Back-of-the-envelope calculations indicates that a good first step-- 4km national ensembles--would require about 20,000 processors to do so in a timely manner--but it would revolutionize weather prediction in the U.S., including forecasting convection and in mountainous areas. This high-resolution ensemble effort would meld with data assimilation over the long-term.
And then there is running super-high resolution numerical weather prediction to get fine-scale details right. Here in the NW my group runs a 1.3 km horizontal resolution forecast out twice a day for 48h. Such capability is needed for the entire country. It does not exist now due to inadequate computer resources.
The bottom line is that the NWS numerical modeling effort needs a huge increase of computer power to serve the needs of the country--and the potential impacts would be transformative. We could go from having a third-place effort, which is slipping back into the pack, to a world leader. Furthermore, the added computer power will finally allow NOAA to complete Observing System Simulation Experiments (OSSEs) and Observing System Experiments (OSEs) to make rational decisions about acquisitions of very expensive satellite systems.
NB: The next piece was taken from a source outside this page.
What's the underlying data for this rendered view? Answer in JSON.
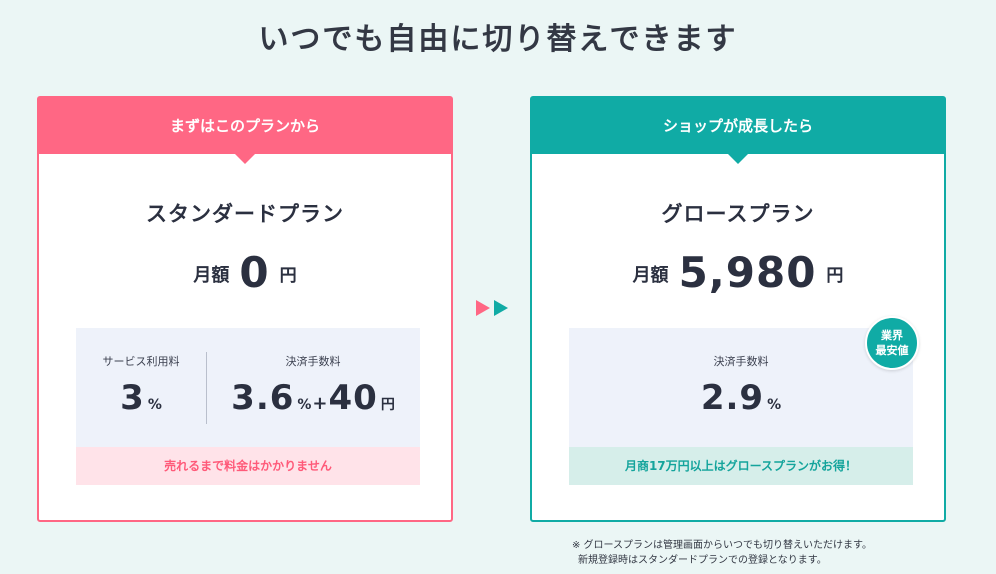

The fact that this is barely done today is really amazing and a potential waste of hundreds of millions of dollars on unnecessary satellite systems. But do to so will require a major jump in computational power, a jump our nation can easily afford. I would suggest that NWS's EMC should begin by securing at least a 100,000 processor machine, and down the road something considerably larger. Keep in mind my department has about 1000 processors in our computational clusters, so this is not as large as you think.
- For a country with several billion-dollar weather disasters a year, investment in reasonable computer resrouces for NWP is obvious.
The cost? Well, I asked Art Mann of Silicon Mechanics (a really wonderful local vendor of computer clusters) to give me rough quote: using fast AMD chips, you could have such a 100K core machine for 11 million dollars. (this is without any discount!) OK, this is the U.S. government and they like expensive, heavy metal machines....lets go for 25 million dollars. The National Center for Atmospheric Research (NCAR) is getting a new machine with around 75,000 processors and the cost will be around 25-35 million dollars. NCEP will want two machines, so lets budget 60 million dollars. We spend this much money on a single jet fighter, but we can't invest this amount to greatly improve forecasts and public safety in the U.S.? We have machines far larger than this for breaking codes, doing simulations of thermonuclear explosions, and simulating climate change.
Yes, a lot of money, but I suspect the cost of the machine would be paid back in a few months from improved forecasts. Last year we had quite a few (over ten) billion-dollar storms....imagine the benefits of forecasting even a few of them better. Or the benefits to the wind energy and utility industries, or U.S. aviation, of even modestly improved forecasts. And there is no doubt such computer resources would improve weather prediction. The list of benefits is nearly endless. Recent estimates suggest that normal weather events cost the U.S. economy nearly 1/2 trillion dollars a year. Add to that hurricanes, tornadoes, floods, and other extreme weather. The business case is there.
As someone with an insider's view of the process, it is clear to me that the current players are not going to move effectively without some external pressure. In fact, the budgetary pressure on the NWS is very intense right now and they are cutting away muscle and bone at this point (like reducing IT staff in the forecast offices by over 120 people and cutting back on extramural research). I believe it is time for weather sensitive industries and local government, together with t he general public, to let NOAA management and our congressional representatives know that this acute problem needs to be addressed and addressed soon. We are acquiring huge computer resources for climate simulations, but only a small fraction of that for weather prediction...which can clearly save lives and help the economy. Enough is enough.